Tuesday, August 2, 2011

Breaking News

  Suburban Toilet Turmoil
A method of defense or force to be reckoned with? You decide.

by Kelsey Kushner
Published August 1, 2011

SOUTH CAROLINA- In the early morning hours of July 30th, a local man made a grisly discovery in the bathroom of a South Carolina residence. Mark Bryan, a self proclaimed “Golden Girl”, was just waking from a long night of sexual frustration and general debauchery when he stumbled upon what could only be described as “the decimation and destruction of a perfectly good toilet”, leading to “a very awkward situation”.

On a day like any other, Mark awoke from a drunken stupor to lazily make his way to the nearest bathroom. He could not have imagined the creature laying in wait for him just below the plastic lid – a situation that would forever change his young life. As he lifted the toilet lid to pee, he noticed a large beastly object in the toilet. Mark then rubbed his eyes and wiped his glasses in an attempt to clearly identify the toilet intruder.

“Once I realized the object in the toilet was in fact a big fat brown log, I did what any normal man would do - I admired it for its size and girth, and then tried to flush it down,” he said in a statement to local reporters on Sunday. As Mark attempted to push on the small handle to engage the flushing mechanism, he soon came to a horrible conclusion. Clearly he was dealing with a turd that wasn't about to be silenced so quickly. To his dismay, the unbreakable log stubbornly circled and swirled around in the bowl, leaving a brown trail and frothy film, mocking him with each counterclockwise turn. Mark frowned and put his hand to his chin.

“After I flushed a second and third time,” he said wearily, “I began to wonder if this thing would ever go down.” A small tear formed in the corner of his eye as he recited the details of what happened next.

“I thought of the other people in the house, who had become like family to me, and I thought to myself, 'Who would do such a thing?'...I decided that I had to take matters into my own hands.”

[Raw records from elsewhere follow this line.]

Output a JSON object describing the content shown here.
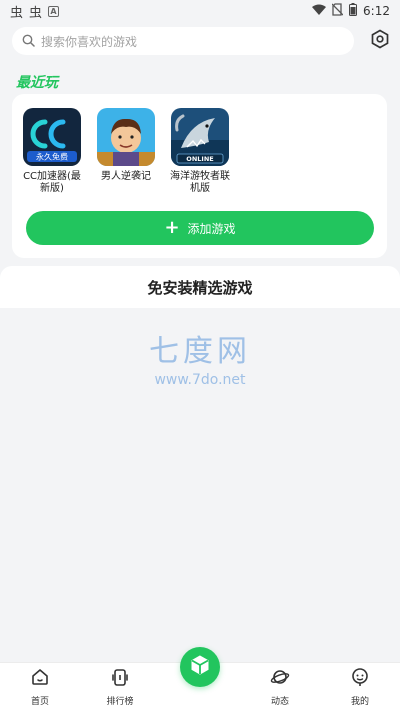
{
  "status_bar": {
    "time": "6:12",
    "left_glyphs": [
      "虫",
      "虫"
    ],
    "a_badge": "A"
  },
  "search": {
    "placeholder": "搜索你喜欢的游戏"
  },
  "recent": {
    "title": "最近玩",
    "games": [
      {
        "name": "CC加速器(最新版)",
        "icon_badge": "永久免费"
      },
      {
        "name": "男人逆袭记"
      },
      {
        "name": "海洋游牧者联机版",
        "icon_badge": "ONLINE"
      }
    ],
    "add_button_label": "添加游戏"
  },
  "featured": {
    "title": "免安装精选游戏"
  },
  "watermark": {
    "title": "七度网",
    "url": "www.7do.net"
  },
  "bottom_nav": {
    "items": [
      {
        "label": "首页",
        "icon": "home-icon"
      },
      {
        "label": "排行榜",
        "icon": "ranking-icon"
      },
      {
        "label": "",
        "icon": "cube-icon"
      },
      {
        "label": "动态",
        "icon": "planet-icon"
      },
      {
        "label": "我的",
        "icon": "profile-icon"
      }
    ]
  },
  "colors": {
    "accent": "#22c55e",
    "background": "#f3f4f6",
    "watermark": "#9fc0e6"
  }
}
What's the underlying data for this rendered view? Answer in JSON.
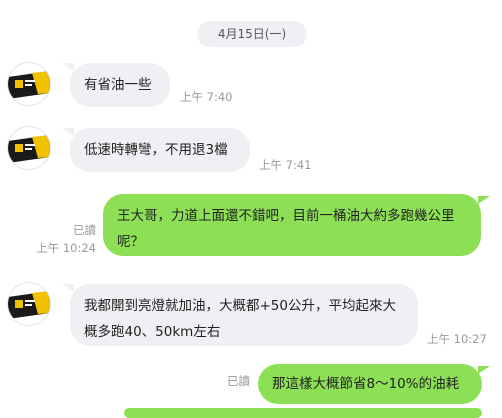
{
  "date_divider": "4月15日(一)",
  "colors": {
    "incoming_bubble": "#eef0f3",
    "outgoing_bubble": "#8de055",
    "meta_text": "#999999"
  },
  "messages": [
    {
      "direction": "in",
      "text": "有省油一些",
      "time": "上午 7:40"
    },
    {
      "direction": "in",
      "text": "低速時轉彎，不用退3檔",
      "time": "上午 7:41"
    },
    {
      "direction": "out",
      "text": "王大哥，力道上面還不錯吧，目前一桶油大約多跑幾公里呢？",
      "status": "已讀",
      "time": "上午 10:24"
    },
    {
      "direction": "in",
      "text": "我都開到亮燈就加油，大概都+50公升，平均起來大概多跑40、50km左右",
      "time": "上午 10:27"
    },
    {
      "direction": "out",
      "text": "那這樣大概節省8～10%的油耗",
      "status": "已讀",
      "time": ""
    },
    {
      "direction": "out",
      "text": "",
      "status": "",
      "time": ""
    }
  ],
  "avatar": {
    "icon": "company-logo-avatar"
  }
}
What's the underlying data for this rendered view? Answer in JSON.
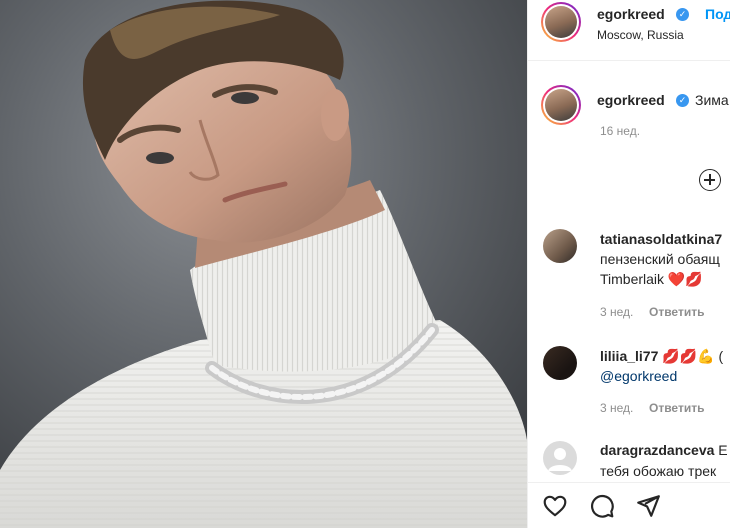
{
  "post": {
    "author": {
      "username": "egorkreed",
      "follow_label": "Подписаться",
      "follow_visible": "Под",
      "location": "Moscow, Russia"
    },
    "caption": {
      "username": "egorkreed",
      "text_visible": "Зима",
      "age": "16 нед."
    },
    "add_comment_icon": "plus-circle-icon"
  },
  "comments": [
    {
      "username": "tatianasoldatkina7",
      "line1": "пензенский обаящ",
      "line2": "Timberlaik ❤️💋",
      "age": "3 нед.",
      "reply_label": "Ответить"
    },
    {
      "username": "liliia_li77",
      "line1_suffix": "💋💋💪 (",
      "mention": "@egorkreed",
      "age": "3 нед.",
      "reply_label": "Ответить"
    },
    {
      "username": "daragrazdanceva",
      "line1_suffix": "Е",
      "line2": "тебя обожаю трек"
    }
  ],
  "actions": {
    "like_icon": "heart-icon",
    "comment_icon": "comment-icon",
    "share_icon": "paper-plane-icon"
  },
  "colors": {
    "link_blue": "#0095f6",
    "verified_blue": "#3897f0",
    "secondary_text": "#8e8e8e"
  }
}
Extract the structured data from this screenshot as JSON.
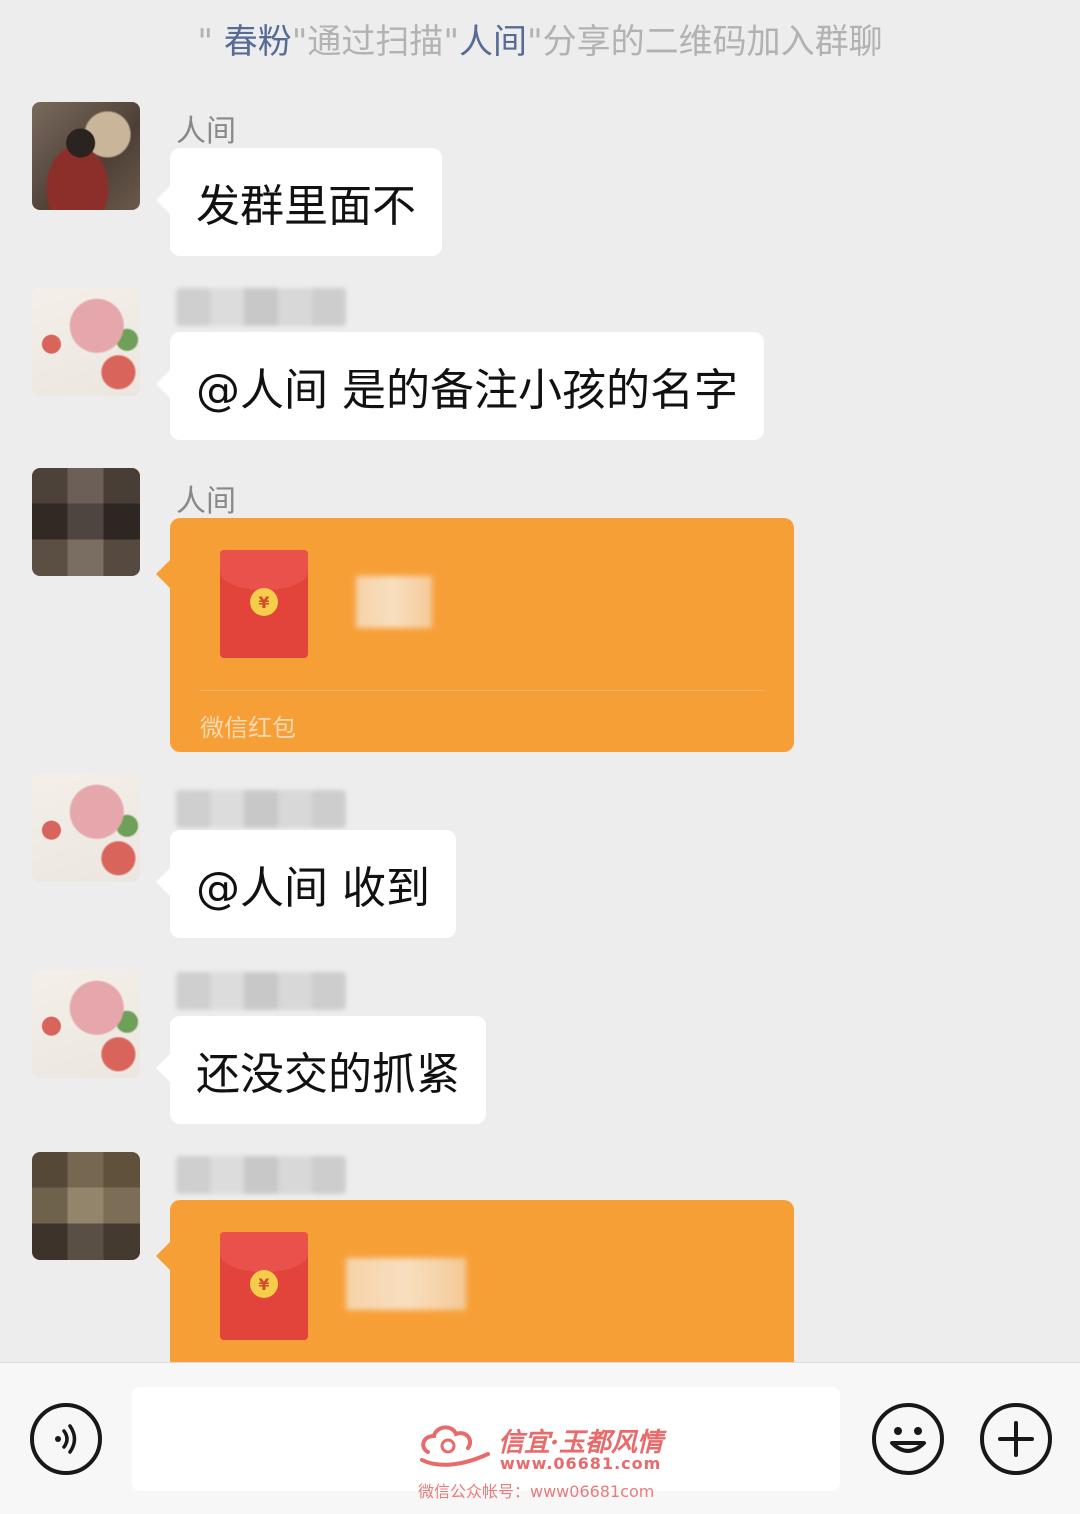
{
  "system_message": {
    "prefix": "\" ",
    "joiner_name": "春粉",
    "middle": "\"通过扫描\"",
    "sharer_name": "人间",
    "suffix": "\"分享的二维码加入群聊"
  },
  "messages": [
    {
      "sender": "人间",
      "type": "text",
      "text": "发群里面不"
    },
    {
      "sender": "",
      "type": "text",
      "text": "@人间 是的备注小孩的名字"
    },
    {
      "sender": "人间",
      "type": "red_packet",
      "footer": "微信红包"
    },
    {
      "sender": "",
      "type": "text",
      "text": "@人间 收到"
    },
    {
      "sender": "",
      "type": "text",
      "text": "还没交的抓紧"
    },
    {
      "sender": "",
      "type": "red_packet",
      "footer": ""
    }
  ],
  "input_bar": {
    "voice_icon": "voice-icon",
    "emoji_icon": "emoji-icon",
    "plus_icon": "plus-icon"
  },
  "watermark": {
    "brand": "信宜·玉都风情",
    "url": "www.06681.com",
    "account": "微信公众帐号：www06681com"
  },
  "colors": {
    "background": "#ededed",
    "bubble": "#ffffff",
    "red_packet": "#f79f37",
    "envelope": "#e2433b",
    "system_highlight": "#576b95"
  }
}
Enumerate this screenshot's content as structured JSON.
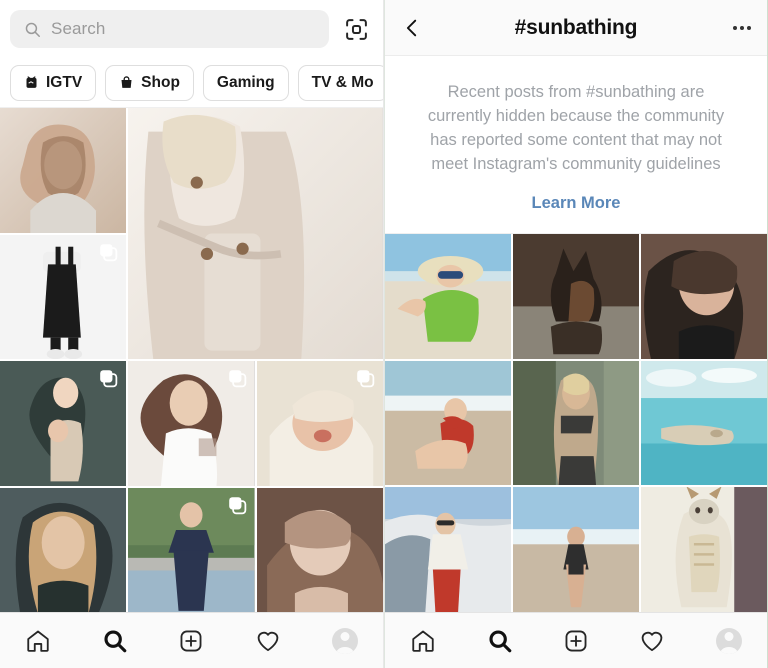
{
  "explore": {
    "search": {
      "placeholder": "Search",
      "icon": "search-icon",
      "scan_icon": "nametag-scan-icon"
    },
    "chips": [
      {
        "label": "IGTV",
        "icon": "igtv-icon"
      },
      {
        "label": "Shop",
        "icon": "shop-bag-icon"
      },
      {
        "label": "Gaming",
        "icon": ""
      },
      {
        "label": "TV & Mo",
        "icon": ""
      }
    ],
    "tiles": [
      {
        "alt": "Blonde woman portrait in grey blazer",
        "multi": false,
        "c1": "#c9a58a",
        "c2": "#e7dcd2",
        "c3": "#8f6a4e"
      },
      {
        "alt": "Woman in beige trench coat closeup",
        "multi": false,
        "c1": "#efe7df",
        "c2": "#ded2c6",
        "c3": "#f7f3ee"
      },
      {
        "alt": "Black overalls outfit on white",
        "multi": true,
        "c1": "#f4f4f4",
        "c2": "#e6e6e6",
        "c3": "#1b1b1b"
      },
      {
        "alt": "Illustration mother holding baby",
        "multi": true,
        "c1": "#4a5a56",
        "c2": "#2f3c39",
        "c3": "#d8c9b5"
      },
      {
        "alt": "Dark haired woman with arm tattoo",
        "multi": true,
        "c1": "#f0ece7",
        "c2": "#d9cfc6",
        "c3": "#6b4a3c"
      },
      {
        "alt": "Newborn baby in white hat yawning",
        "multi": true,
        "c1": "#e9e2d4",
        "c2": "#d6ccb9",
        "c3": "#c99d87"
      },
      {
        "alt": "Blonde model street portrait",
        "multi": false,
        "c1": "#4e5c5e",
        "c2": "#2d3638",
        "c3": "#c9a477"
      },
      {
        "alt": "Woman in navy floral off-shoulder dress",
        "multi": true,
        "c1": "#5d7b52",
        "c2": "#2b3550",
        "c3": "#9db7c9"
      },
      {
        "alt": "Selfie woman tilting head indoors",
        "multi": false,
        "c1": "#b49480",
        "c2": "#6d5346",
        "c3": "#e4cbb9"
      }
    ],
    "tabbar": [
      {
        "name": "home-tab",
        "icon": "home-icon",
        "active": false
      },
      {
        "name": "search-tab",
        "icon": "search-icon",
        "active": true
      },
      {
        "name": "create-tab",
        "icon": "plus-box-icon",
        "active": false
      },
      {
        "name": "activity-tab",
        "icon": "heart-icon",
        "active": false
      },
      {
        "name": "profile-tab",
        "icon": "avatar-icon",
        "active": false
      }
    ]
  },
  "hashtag": {
    "header": {
      "back_icon": "chevron-left-icon",
      "title": "#sunbathing",
      "more_icon": "more-options-icon"
    },
    "notice": {
      "text": "Recent posts from #sunbathing are currently hidden because the community has reported some content that may not meet Instagram's community guidelines",
      "link_label": "Learn More",
      "link_color": "#5a87b8",
      "text_color": "#9fa3a8"
    },
    "tiles": [
      {
        "alt": "Woman in green cover-up and sun hat lying on beach",
        "c1": "#8fc3e0",
        "c2": "#e4dccb",
        "c3": "#7ac143"
      },
      {
        "alt": "Doberman dog lying on patio in sun",
        "c1": "#4b3b30",
        "c2": "#2a211b",
        "c3": "#8a6a4a"
      },
      {
        "alt": "Selfie of woman with long brown hair",
        "c1": "#6a5246",
        "c2": "#2c241f",
        "c3": "#d9b39b"
      },
      {
        "alt": "Woman in red bikini sitting on sandy beach",
        "c1": "#cbbba4",
        "c2": "#9fc6d6",
        "c3": "#c0392b"
      },
      {
        "alt": "Woman in black sports bra sunbathing",
        "c1": "#7e8a78",
        "c2": "#bfa98c",
        "c3": "#3a3a38"
      },
      {
        "alt": "Turquoise sea with rocky jetty",
        "c1": "#7fd3d8",
        "c2": "#cfe9ec",
        "c3": "#d8cdb6"
      },
      {
        "alt": "Man in white ski jacket and red trousers on snow",
        "c1": "#cfd6dc",
        "c2": "#8a9aa6",
        "c3": "#c0392b"
      },
      {
        "alt": "Woman in black bikini walking on beach",
        "c1": "#9dc6e0",
        "c2": "#c8b9a4",
        "c3": "#2e2e2e"
      },
      {
        "alt": "Cat lying on its back on white fabric",
        "c1": "#efece2",
        "c2": "#d8d2c2",
        "c3": "#b79a73"
      }
    ],
    "tabbar": [
      {
        "name": "home-tab",
        "icon": "home-icon",
        "active": false
      },
      {
        "name": "search-tab",
        "icon": "search-icon",
        "active": true
      },
      {
        "name": "create-tab",
        "icon": "plus-box-icon",
        "active": false
      },
      {
        "name": "activity-tab",
        "icon": "heart-icon",
        "active": false
      },
      {
        "name": "profile-tab",
        "icon": "avatar-icon",
        "active": false
      }
    ]
  }
}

Mark feverishly unzipped his pants, wiped his brow, and took a deep breath. He then began to urinate as forcefully as he could at the center of the behemoth in an effort to break it in half. The effort was a success.

“As I was about to flush the toilet again, I looked at the poor broken soul...all I could do was pray that it didn't get stuck on the way down.”
Mark was spared that day. The log had given up and struggled no more – it had fought valiantly. Thankful that he didn't have to retrieve a plunger from his host, Mark proceeded to wash his hands and exit the bathroom. As he walked out, he noticed his companions talking, pointing, laughing, crying, and more or less looking satisfied. This made him feel uneasy to say the least.

“I couldn't imagine that large of an object coming out of one of my friends, let alone one of them going so far as to leave it floating behind in the toilet knowing I'd be in the bathroom next,” he said.
The two females present during the incident are above suspicion, because women do not take shits. Thus far in the investigation, one man, noted to have a very thick Canadian accent and large smiley sun tattoo on his stomach, has kept quiet to himself, while the prime suspect has adamantly insisted that he does not do away games. His fellow friends are dubious of his claim, as they have overheard the man admit that, on occasion, he indulges in “dropping off a meadow muffin” in his private workplace commode. This same man also apparently often posts testicular status updates throughout his day. His only defense - “I'm not afraid to showcase my feces! If this was indeed the work of my anus, I would proudly claim it as my own!”

As tempers flare and accusations fly, the list of possible suspects grows - we may never know exactly what happened on that fateful morning. Was this a crime of passion? A simple lapse in judgment? Or was this a premeditated and well-executed abomination? Whatever the case may be, it left the lives of many unchanged and one young man severely emotionally damaged.